Richiesta presentata da Matteo Pronzini, dopo che lo stesso deputato aveva inoltrato segnalazione al procuratore generale Andrea Pagani. Il gruppo Kering era finito al centro di un’inchiesta per aver evaso 1.4 miliardi di euro di imposte attraverso la Luxury Goods, non dichiarando ricavi per 14,5 miliardi. Al centro della vicenda spiccava la figura di Patrizio di Marco, ex amministratore delegato di Gucci - una delle controllate del gruppo - che in Ticino godeva di un forfait fiscale, avendo disposto di una residenza fittizia a Paradiso dal 2010 al 2014, quando in realtà risiedeva a Milano. Matteo Pronzini ha presentato decine di atti parlamentari negli anni. «Come è potuto sfuggire il fatto che una ventina di manager della Kering avessero false residenze?», chiedeva il deputato MPS, ricordando che «per Kering la presenza sul nostro territorio serviva unicamente quale tassello per miliardarie frodi fiscali. Nulla di più». E tra le altre cose sollevava più di qualche dubbio sull’operato delle autorità cantonali e sulla possibilità che invece di svolgere gli accertamenti necessari qualcuno abbia «volontariamente chiuso un occhio», o «magari anche due».

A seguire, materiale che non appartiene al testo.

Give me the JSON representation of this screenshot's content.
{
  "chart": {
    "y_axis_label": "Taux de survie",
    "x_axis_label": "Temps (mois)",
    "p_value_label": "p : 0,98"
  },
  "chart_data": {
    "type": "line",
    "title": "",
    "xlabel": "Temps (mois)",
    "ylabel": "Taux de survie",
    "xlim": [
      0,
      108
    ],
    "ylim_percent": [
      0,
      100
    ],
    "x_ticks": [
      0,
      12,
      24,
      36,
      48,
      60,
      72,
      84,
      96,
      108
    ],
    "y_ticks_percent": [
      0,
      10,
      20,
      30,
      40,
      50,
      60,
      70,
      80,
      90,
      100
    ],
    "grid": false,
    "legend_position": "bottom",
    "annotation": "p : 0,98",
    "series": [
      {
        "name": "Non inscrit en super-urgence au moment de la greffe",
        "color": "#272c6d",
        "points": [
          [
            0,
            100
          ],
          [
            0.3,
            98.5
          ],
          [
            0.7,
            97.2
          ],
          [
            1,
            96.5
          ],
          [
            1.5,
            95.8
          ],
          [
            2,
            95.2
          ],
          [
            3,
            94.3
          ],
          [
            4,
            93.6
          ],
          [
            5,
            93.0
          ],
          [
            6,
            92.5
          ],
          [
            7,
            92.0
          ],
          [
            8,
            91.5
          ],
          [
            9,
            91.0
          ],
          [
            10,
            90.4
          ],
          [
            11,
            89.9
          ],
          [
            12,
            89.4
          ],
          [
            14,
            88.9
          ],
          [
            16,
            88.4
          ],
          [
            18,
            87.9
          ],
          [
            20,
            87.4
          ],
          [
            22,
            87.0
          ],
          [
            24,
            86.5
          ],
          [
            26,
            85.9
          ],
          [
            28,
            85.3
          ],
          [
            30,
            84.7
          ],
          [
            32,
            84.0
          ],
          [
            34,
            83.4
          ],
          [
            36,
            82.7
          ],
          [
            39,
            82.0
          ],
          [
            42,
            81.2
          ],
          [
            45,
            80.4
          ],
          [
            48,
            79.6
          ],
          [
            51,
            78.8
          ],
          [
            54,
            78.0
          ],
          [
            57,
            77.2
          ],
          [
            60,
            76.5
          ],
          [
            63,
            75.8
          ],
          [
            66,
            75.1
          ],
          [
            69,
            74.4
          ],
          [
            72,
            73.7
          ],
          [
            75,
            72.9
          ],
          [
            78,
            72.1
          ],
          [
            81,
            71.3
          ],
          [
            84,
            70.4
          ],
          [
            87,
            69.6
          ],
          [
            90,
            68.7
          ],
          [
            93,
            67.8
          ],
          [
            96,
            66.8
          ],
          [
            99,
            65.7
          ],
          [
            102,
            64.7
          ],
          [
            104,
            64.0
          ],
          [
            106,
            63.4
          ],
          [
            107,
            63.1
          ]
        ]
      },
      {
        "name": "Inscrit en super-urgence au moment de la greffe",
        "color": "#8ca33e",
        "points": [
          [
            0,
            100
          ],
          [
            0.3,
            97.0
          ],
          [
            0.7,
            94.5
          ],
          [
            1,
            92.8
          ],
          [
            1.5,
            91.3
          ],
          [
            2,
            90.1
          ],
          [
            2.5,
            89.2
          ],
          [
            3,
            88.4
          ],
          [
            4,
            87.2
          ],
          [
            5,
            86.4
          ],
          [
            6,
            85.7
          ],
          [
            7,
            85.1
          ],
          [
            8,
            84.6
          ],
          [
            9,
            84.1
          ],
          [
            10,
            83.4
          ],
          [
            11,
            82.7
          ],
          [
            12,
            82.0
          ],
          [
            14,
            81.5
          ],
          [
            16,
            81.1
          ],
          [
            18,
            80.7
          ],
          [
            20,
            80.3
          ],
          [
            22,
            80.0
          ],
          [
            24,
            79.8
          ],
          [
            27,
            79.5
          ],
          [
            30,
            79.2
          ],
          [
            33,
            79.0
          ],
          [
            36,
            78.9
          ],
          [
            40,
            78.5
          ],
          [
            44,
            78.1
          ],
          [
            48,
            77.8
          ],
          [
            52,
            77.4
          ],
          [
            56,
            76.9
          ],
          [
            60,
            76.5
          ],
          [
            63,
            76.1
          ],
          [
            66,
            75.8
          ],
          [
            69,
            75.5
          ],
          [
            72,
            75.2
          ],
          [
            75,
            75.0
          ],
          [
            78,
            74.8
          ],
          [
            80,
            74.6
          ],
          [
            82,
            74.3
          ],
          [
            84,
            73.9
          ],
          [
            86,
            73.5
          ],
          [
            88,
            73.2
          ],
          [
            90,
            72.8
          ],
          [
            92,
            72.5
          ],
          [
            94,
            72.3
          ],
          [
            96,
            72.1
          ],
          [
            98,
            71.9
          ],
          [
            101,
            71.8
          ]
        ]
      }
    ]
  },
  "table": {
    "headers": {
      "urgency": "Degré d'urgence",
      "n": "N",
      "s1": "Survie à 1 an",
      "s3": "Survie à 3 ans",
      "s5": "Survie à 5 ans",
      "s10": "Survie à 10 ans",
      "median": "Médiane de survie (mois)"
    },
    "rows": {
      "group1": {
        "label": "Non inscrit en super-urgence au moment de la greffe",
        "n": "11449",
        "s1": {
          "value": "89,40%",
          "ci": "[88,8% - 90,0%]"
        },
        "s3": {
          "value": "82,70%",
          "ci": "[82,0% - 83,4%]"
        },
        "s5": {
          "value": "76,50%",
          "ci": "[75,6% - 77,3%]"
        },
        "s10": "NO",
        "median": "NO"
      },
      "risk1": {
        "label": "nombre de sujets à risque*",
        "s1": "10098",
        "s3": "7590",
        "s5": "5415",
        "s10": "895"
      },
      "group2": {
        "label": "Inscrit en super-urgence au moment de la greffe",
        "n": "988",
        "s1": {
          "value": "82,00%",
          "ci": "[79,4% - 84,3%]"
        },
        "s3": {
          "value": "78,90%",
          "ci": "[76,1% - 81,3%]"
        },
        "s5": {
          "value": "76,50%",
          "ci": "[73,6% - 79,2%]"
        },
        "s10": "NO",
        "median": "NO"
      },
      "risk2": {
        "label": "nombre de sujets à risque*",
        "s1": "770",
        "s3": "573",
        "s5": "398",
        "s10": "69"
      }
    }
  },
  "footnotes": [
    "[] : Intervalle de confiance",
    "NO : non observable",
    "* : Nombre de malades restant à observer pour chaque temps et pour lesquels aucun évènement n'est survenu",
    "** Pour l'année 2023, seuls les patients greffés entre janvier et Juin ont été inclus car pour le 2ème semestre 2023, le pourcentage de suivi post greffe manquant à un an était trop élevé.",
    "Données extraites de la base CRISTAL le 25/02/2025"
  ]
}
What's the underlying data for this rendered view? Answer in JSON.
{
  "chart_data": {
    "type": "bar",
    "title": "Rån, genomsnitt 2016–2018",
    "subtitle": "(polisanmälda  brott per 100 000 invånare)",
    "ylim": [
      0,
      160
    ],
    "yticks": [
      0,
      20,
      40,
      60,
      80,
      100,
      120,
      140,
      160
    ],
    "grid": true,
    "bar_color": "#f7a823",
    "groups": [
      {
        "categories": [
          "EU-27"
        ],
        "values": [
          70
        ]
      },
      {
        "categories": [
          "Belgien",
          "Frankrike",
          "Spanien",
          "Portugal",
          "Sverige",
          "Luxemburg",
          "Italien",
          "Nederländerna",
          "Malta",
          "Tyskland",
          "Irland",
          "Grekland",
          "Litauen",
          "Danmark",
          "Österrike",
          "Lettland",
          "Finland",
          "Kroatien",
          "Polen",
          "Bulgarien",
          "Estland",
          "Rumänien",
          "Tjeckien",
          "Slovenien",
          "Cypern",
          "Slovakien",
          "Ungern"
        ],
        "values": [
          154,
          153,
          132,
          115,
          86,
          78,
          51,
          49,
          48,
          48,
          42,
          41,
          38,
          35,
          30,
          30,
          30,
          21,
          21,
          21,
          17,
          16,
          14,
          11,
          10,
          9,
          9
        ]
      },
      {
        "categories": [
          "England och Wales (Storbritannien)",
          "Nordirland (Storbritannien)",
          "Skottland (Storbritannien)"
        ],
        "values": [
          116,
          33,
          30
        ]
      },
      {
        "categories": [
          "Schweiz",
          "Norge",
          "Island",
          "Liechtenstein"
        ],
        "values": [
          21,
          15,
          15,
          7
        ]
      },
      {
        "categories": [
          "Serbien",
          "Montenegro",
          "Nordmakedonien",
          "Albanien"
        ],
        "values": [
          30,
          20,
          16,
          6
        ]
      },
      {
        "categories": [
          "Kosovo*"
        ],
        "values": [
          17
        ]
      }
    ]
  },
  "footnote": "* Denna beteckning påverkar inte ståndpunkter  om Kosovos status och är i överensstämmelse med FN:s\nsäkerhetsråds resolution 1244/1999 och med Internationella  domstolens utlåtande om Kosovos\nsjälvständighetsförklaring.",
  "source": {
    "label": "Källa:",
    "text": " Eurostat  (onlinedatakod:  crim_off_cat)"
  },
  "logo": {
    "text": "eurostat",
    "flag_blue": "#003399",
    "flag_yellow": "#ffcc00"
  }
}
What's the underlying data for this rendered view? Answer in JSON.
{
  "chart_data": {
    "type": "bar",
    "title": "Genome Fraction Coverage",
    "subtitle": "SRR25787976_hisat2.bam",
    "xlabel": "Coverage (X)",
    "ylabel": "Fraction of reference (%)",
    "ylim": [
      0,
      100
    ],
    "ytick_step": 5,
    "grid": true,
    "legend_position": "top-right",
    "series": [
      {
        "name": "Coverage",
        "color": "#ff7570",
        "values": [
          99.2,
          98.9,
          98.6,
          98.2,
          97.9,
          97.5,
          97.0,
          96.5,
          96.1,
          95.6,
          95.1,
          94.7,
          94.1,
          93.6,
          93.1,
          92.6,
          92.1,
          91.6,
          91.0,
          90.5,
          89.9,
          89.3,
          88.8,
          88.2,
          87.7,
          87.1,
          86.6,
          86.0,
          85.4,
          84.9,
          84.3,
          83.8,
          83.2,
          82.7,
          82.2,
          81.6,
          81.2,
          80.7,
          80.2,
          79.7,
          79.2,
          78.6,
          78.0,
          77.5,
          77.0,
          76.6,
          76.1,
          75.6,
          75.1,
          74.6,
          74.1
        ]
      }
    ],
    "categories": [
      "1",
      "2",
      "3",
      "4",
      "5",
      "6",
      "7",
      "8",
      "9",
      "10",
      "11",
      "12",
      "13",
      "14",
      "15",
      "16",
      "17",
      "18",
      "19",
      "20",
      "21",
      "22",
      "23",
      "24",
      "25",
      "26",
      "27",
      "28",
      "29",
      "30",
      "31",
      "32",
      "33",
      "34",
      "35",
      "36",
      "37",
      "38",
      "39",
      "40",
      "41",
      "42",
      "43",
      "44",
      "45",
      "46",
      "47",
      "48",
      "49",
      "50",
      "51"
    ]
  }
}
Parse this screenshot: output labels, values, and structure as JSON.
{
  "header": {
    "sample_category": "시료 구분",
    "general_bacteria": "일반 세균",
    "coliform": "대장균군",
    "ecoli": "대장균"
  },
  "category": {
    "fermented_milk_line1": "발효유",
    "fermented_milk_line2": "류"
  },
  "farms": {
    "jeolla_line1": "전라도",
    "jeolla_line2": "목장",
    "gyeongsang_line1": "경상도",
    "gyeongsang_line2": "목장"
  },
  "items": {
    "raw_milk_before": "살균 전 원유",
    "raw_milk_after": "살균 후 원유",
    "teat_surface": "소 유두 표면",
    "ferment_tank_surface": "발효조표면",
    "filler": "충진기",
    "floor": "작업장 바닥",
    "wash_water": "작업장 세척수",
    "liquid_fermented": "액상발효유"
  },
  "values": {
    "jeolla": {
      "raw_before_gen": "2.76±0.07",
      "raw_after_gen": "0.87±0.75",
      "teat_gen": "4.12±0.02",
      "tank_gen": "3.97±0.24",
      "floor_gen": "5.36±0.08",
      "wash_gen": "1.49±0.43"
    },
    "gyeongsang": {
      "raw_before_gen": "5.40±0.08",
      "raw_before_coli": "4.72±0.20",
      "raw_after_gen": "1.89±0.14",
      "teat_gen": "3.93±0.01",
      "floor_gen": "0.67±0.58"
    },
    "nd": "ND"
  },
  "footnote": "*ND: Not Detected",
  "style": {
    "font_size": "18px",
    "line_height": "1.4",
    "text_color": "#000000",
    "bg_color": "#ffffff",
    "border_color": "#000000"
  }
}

In aula oggi Pronzini ha sottolineato come «le uniche notizie che disponiamo arrivano dai media». Ma Michele Guerra, a nome della Sottocommissione delle finanze, ha spiegato chiaramente che «la portata istituzionale degli eventi non è data». E ha precisato: «Non vi sono elementi per dubitare dell’agire dello Stato e delle nostre autorità. Viene a mancare la condizione di grande portata istituzionale, la cui presenza doveva essere dimostrata dalla Sottocommissione per poter aprire una commissione parlamentare d’inchiesta. Elementi per aprirla veramente veramente veramente non ne vediamo».
In aula solo la sinistra ha tentato di rivendicare la necessità di istituire una Commissione parlamentare d’inchiesta sull’azienda che in maggio ha abbandonato il Ticino lasciandosi dietro 400 posti di lavoro. Ma si è vista rispondere che «non sussistono i presupposti per parlare di un inganno alle autorità».
Prima del voto, solo una stoccata di Michele Foletti: «Danni allo Stato non ce ne sono stati. Illazioni all’operato del Consiglio di Stato ce ne sono state fin troppe».